In 1951 Viktor Hamburger and Howard Hamilton published normal stages of chick embryogenesis that became a standard in the field and is still widely used today. “Ever since Aristotle ‘discovered’ the chick embryo,” they wrote, “as the ideal object for embryological studies, the embryos have been described in terms of the length of time for incubation, and this arbitrary method is still in general use…” (Howard and Hamilton 1951, p. 49). Hamburger and Hamilton recognized that the problem with staging embryos temporally was that the total length of development varied depending on factors such as breed or the temperature of incubation. Instead of using time intervals, they staged chick development based on morphological characteristics. This visual staging system, published as a series of micrographs and drawings of each stage, was critical for establishing the chick as an experimental model organism in the latter half of the 20th century.

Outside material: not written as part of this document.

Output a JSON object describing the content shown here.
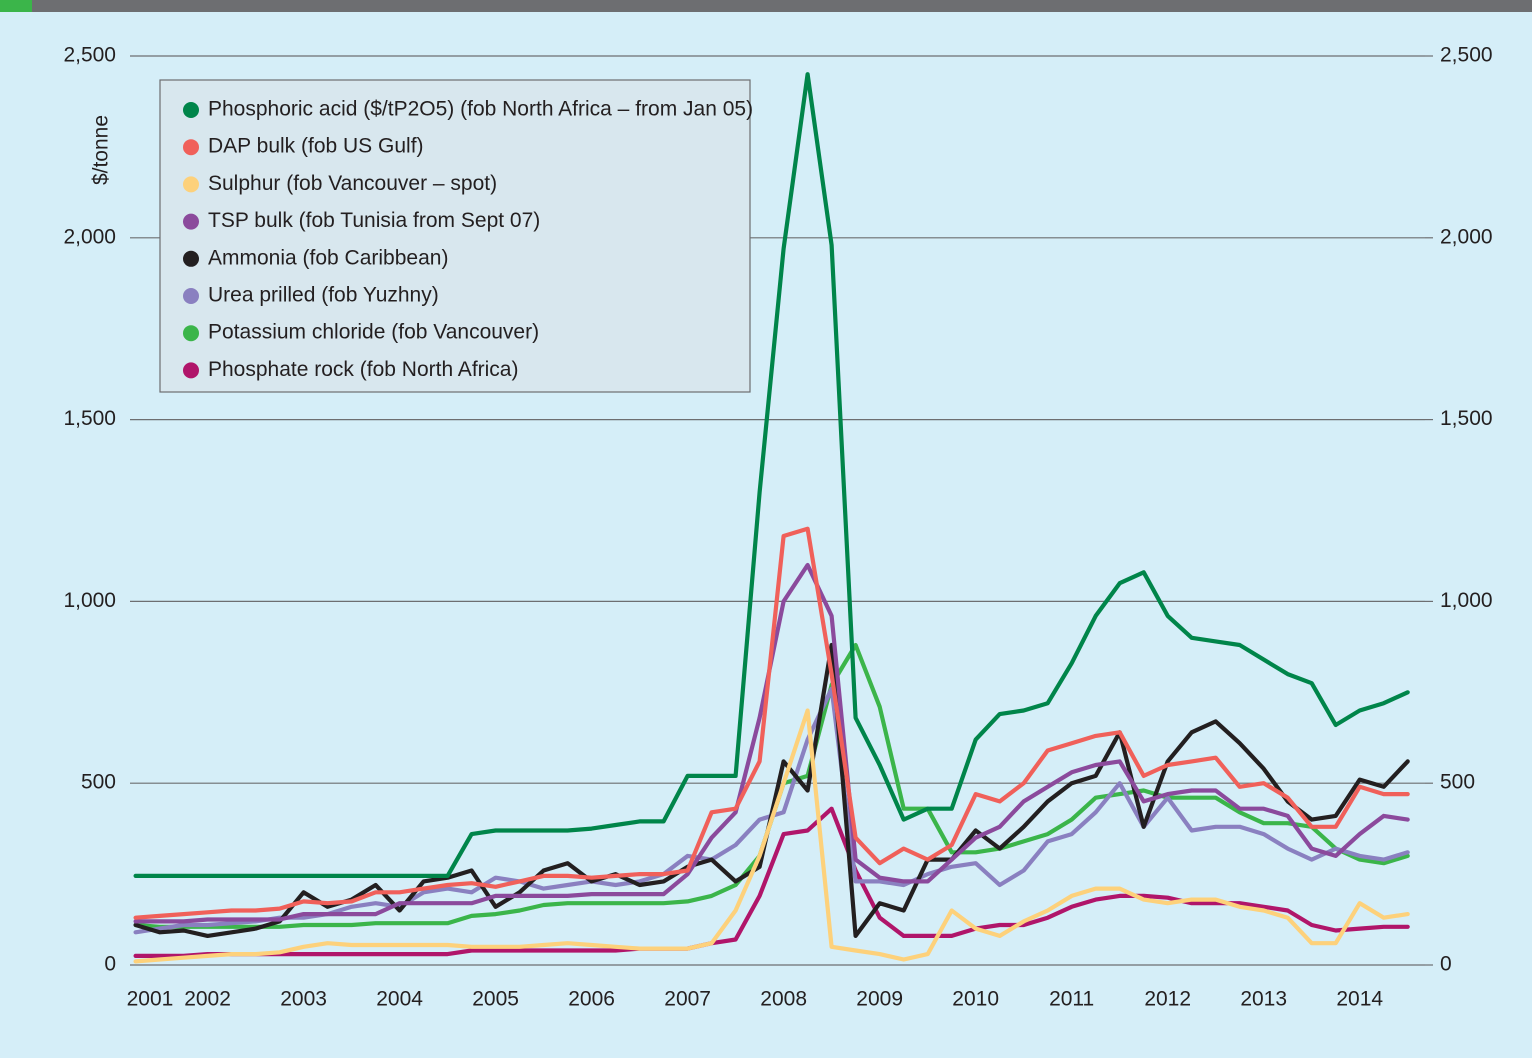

Working out these stages required close study of the morphological details of chick embryos. Hamburger took detailed visual notes on parts of embryos that he ultimately used to stage them. For example, he closely studied the development of the limb buds, comparing and differentiating them based on subtle differences in shape. Hamburger also characterized the pharyngeal arches in embryos at various points in development. In his drawings, he followed their changing shape and created a labeling system for easy identification of each tissue fold. Many of these drawings were synthesized from observations of several embryos and were not direct representations of individual specimens.
Once they had a general idea of each stage, Hamburger and Hamilton generated images for their publication. This process involved finding embryos representative of each stage and then photographing them. Each specimen was photographed and printed several times to obtain a publishable shot that depicted important identifying features. In many cases, a photograph was paired with a simplified drawing to more clearly call attention to morphological details.